Par exemple, les connaissances ont a priori une nature de biens publics, mais les dispositifs de protection de la propriété intellectuelle peuvent en moduler différemment l’usage. Ainsi un brevet confère à son détenteur un monopole temporaire sur l’exploitation commerciale d’une invention et lui confère ainsi une certaine forme d’exclusivité. À l’opposé, le propriétaire d’un bien privé peut décider de le mettre à disposition, sous la forme de commun, à l’exemple d’une forêt qui serait ouverte à une communauté villageoise selon un certain nombre de règles, pour la chasse, l’affouage ou la cueillette des champignons ou des truffes, en échange de son entretien. Les deux critères de rivalité et d’exclusion ne sont donc pas vraiment opérants et ce qui compte plutôt c’est la manière dont est gérée la ressource.

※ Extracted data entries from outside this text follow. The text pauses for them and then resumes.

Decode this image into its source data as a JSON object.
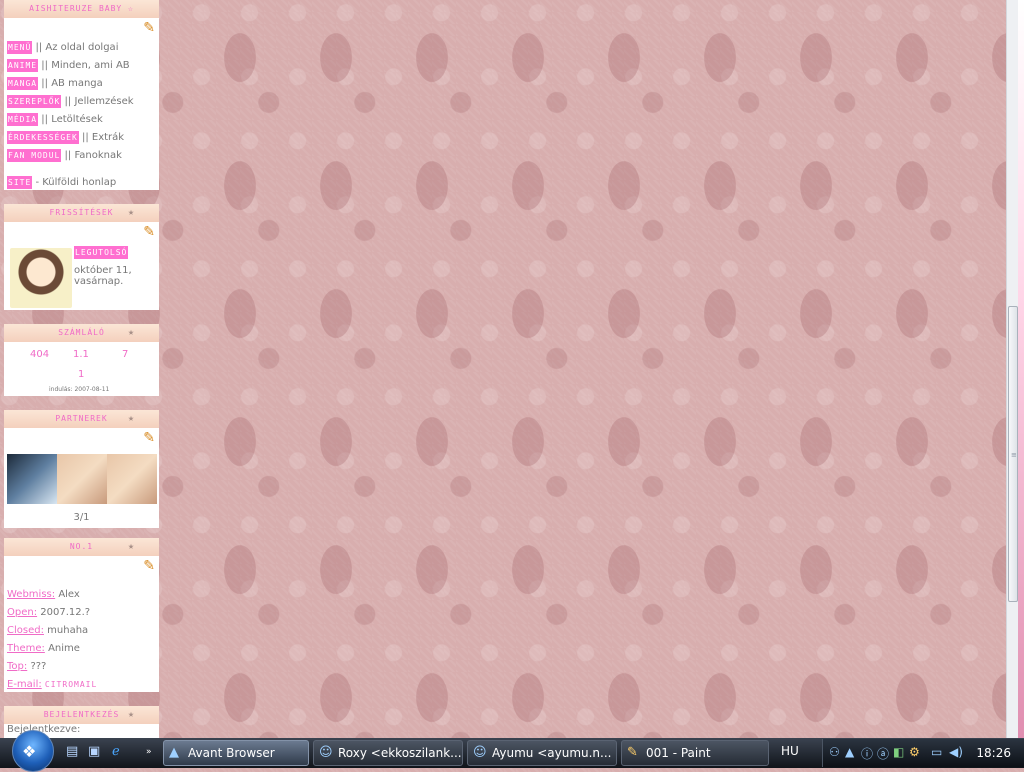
{
  "sidebar": {
    "box1": {
      "title": "AISHITERUZE BABY ☆",
      "menu": [
        {
          "tag": "MENÜ",
          "text": "|| Az oldal dolgai"
        },
        {
          "tag": "ANIME",
          "text": "|| Minden, ami AB"
        },
        {
          "tag": "MANGA",
          "text": "|| AB manga"
        },
        {
          "tag": "SZEREPLŐK",
          "text": "|| Jellemzések"
        },
        {
          "tag": "MÉDIA",
          "text": "|| Letöltések"
        },
        {
          "tag": "ÉRDEKESSÉGEK",
          "text": "|| Extrák"
        },
        {
          "tag": "FAN MODUL",
          "text": "|| Fanoknak"
        }
      ],
      "site_tag": "SITE",
      "site_text": "- Külföldi honlap"
    },
    "box2": {
      "title": "FRISSÍTÉSEK",
      "latest_tag": "LEGUTOLSÓ",
      "date": "október 11, vasárnap."
    },
    "box3": {
      "title": "SZÁMLÁLÓ",
      "counts": [
        "404",
        "1.1",
        "7",
        "1"
      ],
      "start_label": "indulás: 2007-08-11"
    },
    "box4": {
      "title": "PARTNEREK",
      "page": "3/1"
    },
    "box5": {
      "title": "NO.1",
      "fields": [
        {
          "label": "Webmiss:",
          "value": "Alex"
        },
        {
          "label": "Open:",
          "value": "2007.12.?"
        },
        {
          "label": "Closed:",
          "value": "muhaha"
        },
        {
          "label": "Theme:",
          "value": "Anime"
        },
        {
          "label": "Top:",
          "value": "???"
        },
        {
          "label": "E-mail:",
          "value": "CITROMAIL"
        }
      ]
    },
    "box6": {
      "title": "BEJELENTKEZÉS",
      "login_label": "Bejelentkezve:"
    }
  },
  "taskbar": {
    "tasks": [
      {
        "label": "Avant Browser",
        "icon": "avant-browser-icon"
      },
      {
        "label": "Roxy <ekkoszilank...",
        "icon": "messenger-icon"
      },
      {
        "label": "Ayumu <ayumu.n...",
        "icon": "messenger-icon"
      },
      {
        "label": "001 - Paint",
        "icon": "paint-icon"
      }
    ],
    "language": "HU",
    "clock": "18:26"
  },
  "colors": {
    "accent_pink": "#ff6fd0",
    "link_pink": "#f06bc7",
    "background": "#d8aeae"
  }
}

Eviter la prédation et la surexploitation de la ressource
Si la gestion collective existe, elle a souvent du mal à perdurer : prise de pouvoir, désintérêt des acteurs, conflits, intérêts divergents. Quels sont les ingrédients nécessaires pour qu’un commun reste commun ?
Jean-Benoît Zimmermann : C’est pourquoi la question de la gouvernance est essentielle. Elle s’appuie sur une définition claire du rôle de chacun et la production de règles collectivement acceptées au sein de la communauté de ceux qu’on désigne comme les commoners. Sans eux, il n’y a point de commun. Sur la base de l’analyse d’un vaste échantillon de communs (naturels ou fonciers), Elinor Ostrom a formulé un ensemble de huit principes de conception (design principles), partagés par tous ces communs. Ils ont d’abord pour fonction de garantir les meilleures conditions d’usage de la ressource, mais aussi sa durabilité, c’est-à-dire sa préservation, son évolution et son éventuel enrichissement. Ils requièrent ensuite des dispositifs de dialogue et d’arbitrage permettant de faire face aux conflits de pouvoir au sein de la communauté. Ils doivent enfin permettre de protéger le commun contre les comportements opportunistes ou de prédation qui peuvent conduire à la surexploitation et à l’épuisement ou la dégradation de la ressource.